Sunday 22 July 2012

Paul Doherty: The House Of Shadows Reviewed



Five Kentish knights gather annually at the Night in Jerusalem tavern in Southwark, a reunion of old soldiers. Good food, good drink, a doxy or two to hasten the blood, then back to their families. This year, though, is different, as one by one the knights are found dead, in mysterious and misleading circumstances.

Other murders occur, muddying the waters to be investigated by Sir John Cranston, Coroner of the City of London, and his scrivener Brother Athelstan. Underlying all is the tale of a stolen fortune, the Lombard treasure. Borrowed to pay for a war, gone missing with its escort on the night it was sent to a waiting fleet, many want the treasure - not least the Machiavellian Regent, John of Gaunt.

Already a rich mix, Doherty throws in a few more mysteries. Who is the Misericord, a thief who seeks sanctuary in Athelstan's church? Who has paid the Judas man, savage bounty hunter, to seek and kill the Misericord? What possible connection could either have with current murders or past robbery?

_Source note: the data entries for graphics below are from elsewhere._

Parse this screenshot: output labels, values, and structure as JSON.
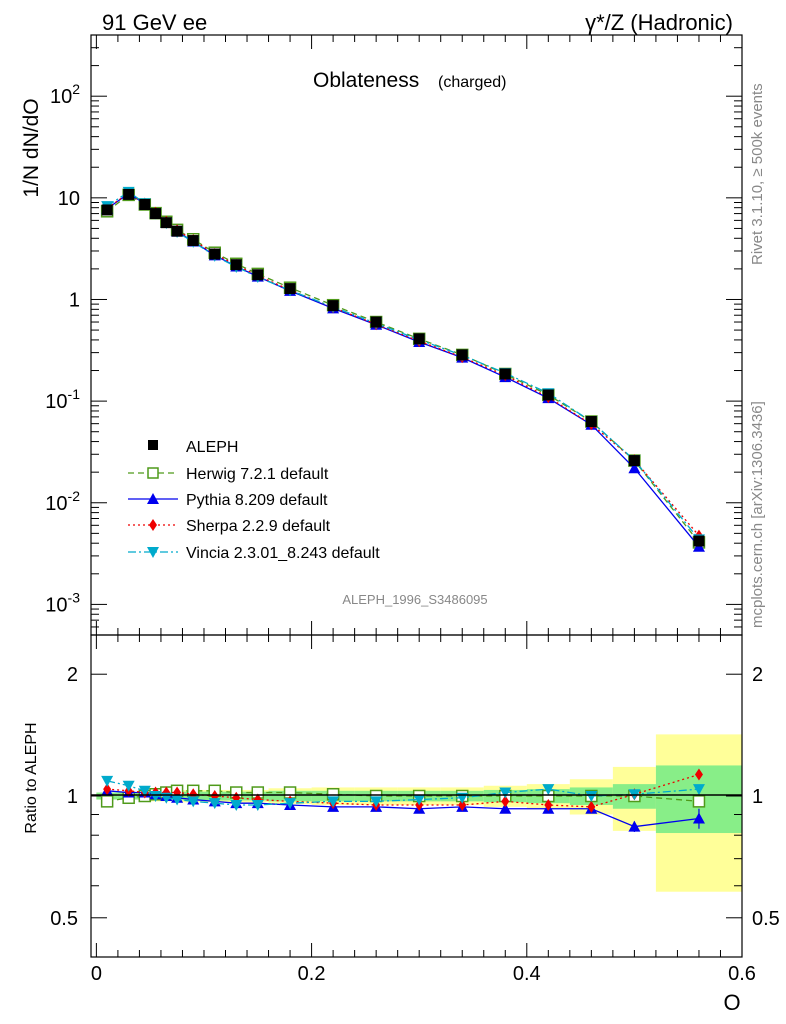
{
  "header": {
    "energy_label": "91 GeV ee",
    "process_label": "γ*/Z (Hadronic)"
  },
  "side_text": {
    "rivet": "Rivet 3.1.10, ≥ 500k events",
    "mcplots": "mcplots.cern.ch [arXiv:1306.3436]"
  },
  "chart_data": {
    "type": "line",
    "title": "Oblateness",
    "subtitle": "(charged)",
    "analysis": "ALEPH_1996_S3486095",
    "xlabel": "O",
    "ylabel": "1/N dN/dO",
    "ratio_ylabel": "Ratio to ALEPH",
    "xlim": [
      -0.005,
      0.6
    ],
    "ylim": [
      0.0005,
      400
    ],
    "ratio_ylim": [
      0.4,
      2.5
    ],
    "yscale": "log",
    "x_ticks": [
      "0",
      "0.2",
      "0.4",
      "0.6"
    ],
    "main_y_ticks": [
      {
        "base": "10",
        "exp": "-3"
      },
      {
        "base": "10",
        "exp": "-2"
      },
      {
        "base": "10",
        "exp": "-1"
      },
      {
        "base": "1",
        "exp": ""
      },
      {
        "base": "10",
        "exp": ""
      },
      {
        "base": "10",
        "exp": "2"
      }
    ],
    "ratio_y_ticks": [
      "0.5",
      "1",
      "2"
    ],
    "x": [
      0.01,
      0.03,
      0.045,
      0.055,
      0.065,
      0.075,
      0.09,
      0.11,
      0.13,
      0.15,
      0.18,
      0.22,
      0.26,
      0.3,
      0.34,
      0.38,
      0.42,
      0.46,
      0.5,
      0.56
    ],
    "bin_edges": [
      0.0,
      0.02,
      0.04,
      0.05,
      0.06,
      0.07,
      0.08,
      0.1,
      0.12,
      0.14,
      0.16,
      0.2,
      0.24,
      0.28,
      0.32,
      0.36,
      0.4,
      0.44,
      0.48,
      0.52,
      0.6
    ],
    "data": {
      "name": "ALEPH",
      "color": "#000000",
      "values": [
        7.6,
        10.8,
        8.6,
        7.0,
        5.7,
        4.7,
        3.8,
        2.8,
        2.2,
        1.75,
        1.28,
        0.87,
        0.6,
        0.41,
        0.285,
        0.185,
        0.115,
        0.063,
        0.026,
        0.0042
      ],
      "band_inner": [
        0.02,
        0.02,
        0.02,
        0.02,
        0.02,
        0.02,
        0.025,
        0.025,
        0.025,
        0.025,
        0.03,
        0.03,
        0.03,
        0.03,
        0.03,
        0.035,
        0.04,
        0.05,
        0.07,
        0.19
      ],
      "band_outer": [
        0.02,
        0.02,
        0.03,
        0.03,
        0.03,
        0.03,
        0.035,
        0.035,
        0.035,
        0.035,
        0.045,
        0.05,
        0.05,
        0.05,
        0.05,
        0.06,
        0.07,
        0.1,
        0.18,
        0.42
      ]
    },
    "series": [
      {
        "name": "Herwig 7.2.1 default",
        "color": "#4f9a1a",
        "marker": "open-square",
        "dash": "6,4",
        "ratio": [
          0.97,
          0.99,
          1.0,
          1.01,
          1.02,
          1.03,
          1.03,
          1.03,
          1.02,
          1.02,
          1.02,
          1.01,
          1.0,
          1.0,
          1.0,
          1.0,
          1.0,
          1.0,
          1.0,
          0.97
        ]
      },
      {
        "name": "Pythia 8.209 default",
        "color": "#0000ee",
        "marker": "triangle-up",
        "dash": "",
        "ratio": [
          1.03,
          1.02,
          1.02,
          1.01,
          1.0,
          0.99,
          0.98,
          0.97,
          0.96,
          0.96,
          0.95,
          0.94,
          0.94,
          0.93,
          0.94,
          0.93,
          0.93,
          0.93,
          0.84,
          0.88
        ],
        "ratio_err": [
          0.0,
          0.0,
          0.0,
          0.0,
          0.0,
          0.0,
          0.0,
          0.0,
          0.0,
          0.0,
          0.0,
          0.0,
          0.0,
          0.0,
          0.0,
          0.0,
          0.0,
          0.0,
          0.025,
          0.05
        ]
      },
      {
        "name": "Sherpa 2.2.9 default",
        "color": "#ee0000",
        "marker": "diamond",
        "dash": "2,3",
        "ratio": [
          1.04,
          1.03,
          1.02,
          1.02,
          1.02,
          1.02,
          1.01,
          1.0,
          0.99,
          0.98,
          0.97,
          0.96,
          0.95,
          0.95,
          0.95,
          0.97,
          0.95,
          0.94,
          1.01,
          1.13
        ]
      },
      {
        "name": "Vincia 2.3.01_8.243 default",
        "color": "#00aacc",
        "marker": "triangle-down",
        "dash": "8,3,2,3",
        "ratio": [
          1.09,
          1.06,
          1.03,
          1.0,
          0.99,
          0.98,
          0.97,
          0.96,
          0.95,
          0.95,
          0.96,
          0.97,
          0.97,
          0.98,
          0.99,
          1.02,
          1.04,
          1.0,
          1.01,
          1.04
        ]
      }
    ]
  }
}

Doherty has written another rich novel of crime in old London, setting timeless misdeeds against the rich and rotting panoply of the old city. From the Fisher Of The Dead to the tavern keepers, the merchants rich and poor, the slatterns, the author keeps us entertained as our two heroes stumble at first, then begin to make sense of the investigations. There's some fine deductive reasoning - mostly by Athelstan as usual.

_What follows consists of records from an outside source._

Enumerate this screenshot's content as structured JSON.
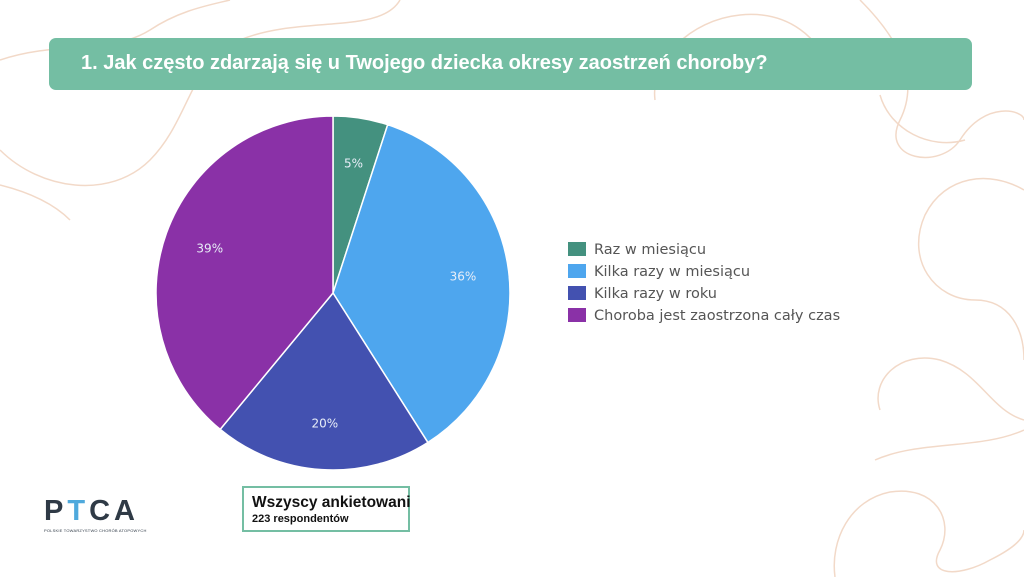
{
  "title": "1. Jak często zdarzają się u Twojego dziecka okresy zaostrzeń choroby?",
  "logo": {
    "text": "PTCA",
    "subtitle": "POLSKIE TOWARZYSTWO CHORÓB ATOPOWYCH"
  },
  "respondents": {
    "label": "Wszyscy ankietowani",
    "count": "223 respondentów"
  },
  "chart_data": {
    "type": "pie",
    "categories": [
      "Raz w miesiącu",
      "Kilka razy w miesiącu",
      "Kilka razy w roku",
      "Choroba jest zaostrzona cały czas"
    ],
    "values": [
      5,
      36,
      20,
      39
    ],
    "value_labels": [
      "5%",
      "36%",
      "20%",
      "39%"
    ],
    "colors": [
      "#44917f",
      "#4ea6ee",
      "#4351b0",
      "#8a31a7"
    ],
    "legend_position": "right"
  }
}
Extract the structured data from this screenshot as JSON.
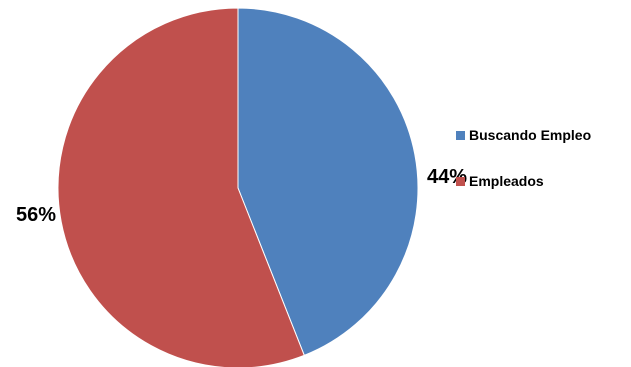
{
  "chart_data": {
    "type": "pie",
    "title": "",
    "slices": [
      {
        "label": "Buscando Empleo",
        "value": 44,
        "value_label": "44%",
        "color": "#4F81BD"
      },
      {
        "label": "Empleados",
        "value": 56,
        "value_label": "56%",
        "color": "#C0504D"
      }
    ],
    "start_angle_deg": 0,
    "direction": "clockwise",
    "legend_position": "right"
  }
}
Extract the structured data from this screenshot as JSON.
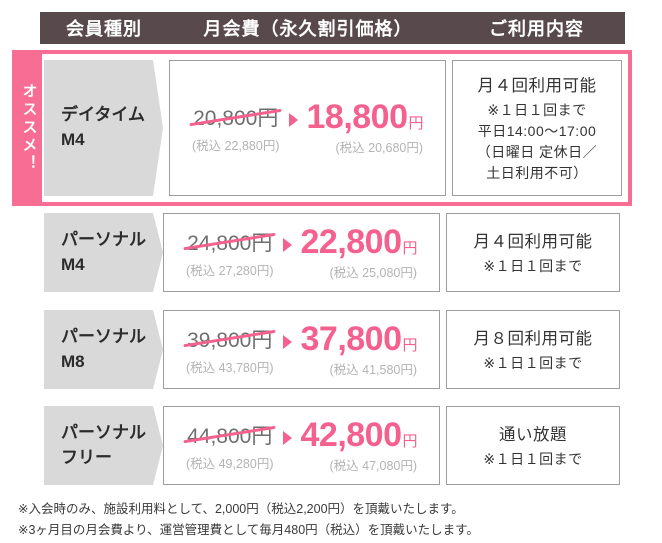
{
  "header": {
    "columns": [
      "会員種別",
      "月会費（永久割引価格）",
      "ご利用内容"
    ]
  },
  "recommend_label": "オススメ！",
  "currency_unit": "円",
  "plans": [
    {
      "name_line1": "デイタイム",
      "name_line2": "M4",
      "old_price": "20,800円",
      "old_tax": "(税込 22,880円)",
      "new_price": "18,800",
      "new_tax": "(税込 20,680円)",
      "usage_title": "月４回利用可能",
      "usage_lines": [
        "※１日１回まで",
        "平日14:00〜17:00",
        "（日曜日 定休日／",
        "土日利用不可）"
      ]
    },
    {
      "name_line1": "パーソナル",
      "name_line2": "M4",
      "old_price": "24,800円",
      "old_tax": "(税込 27,280円)",
      "new_price": "22,800",
      "new_tax": "(税込 25,080円)",
      "usage_title": "月４回利用可能",
      "usage_lines": [
        "※１日１回まで"
      ]
    },
    {
      "name_line1": "パーソナル",
      "name_line2": "M8",
      "old_price": "39,800円",
      "old_tax": "(税込 43,780円)",
      "new_price": "37,800",
      "new_tax": "(税込 41,580円)",
      "usage_title": "月８回利用可能",
      "usage_lines": [
        "※１日１回まで"
      ]
    },
    {
      "name_line1": "パーソナル",
      "name_line2": "フリー",
      "old_price": "44,800円",
      "old_tax": "(税込 49,280円)",
      "new_price": "42,800",
      "new_tax": "(税込 47,080円)",
      "usage_title": "通い放題",
      "usage_lines": [
        "※１日１回まで"
      ]
    }
  ],
  "notes": [
    "※入会時のみ、施設利用料として、2,000円（税込2,200円）を頂戴いたします。",
    "※3ヶ月目の月会費より、運営管理費として毎月480円（税込）を頂戴いたします。"
  ],
  "colors": {
    "header_bg": "#58494d",
    "accent_pink": "#f4618e",
    "frame_pink": "#f76d93",
    "plan_cell_bg": "#d9d9d9"
  }
}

If you like historical fiction with fine detail, good plot and a narrative that fairly races along, this will appeal to you. One of the best of the Sorrowful Mysteries of Brother Athelstan.

1 comments:

Julie Ann Brady said...

I'd been looking at Brother Athelstan a little more closely. I love historical novels but gravitate to non-fiction or based on non-fiction with a twist. Sounds compelling!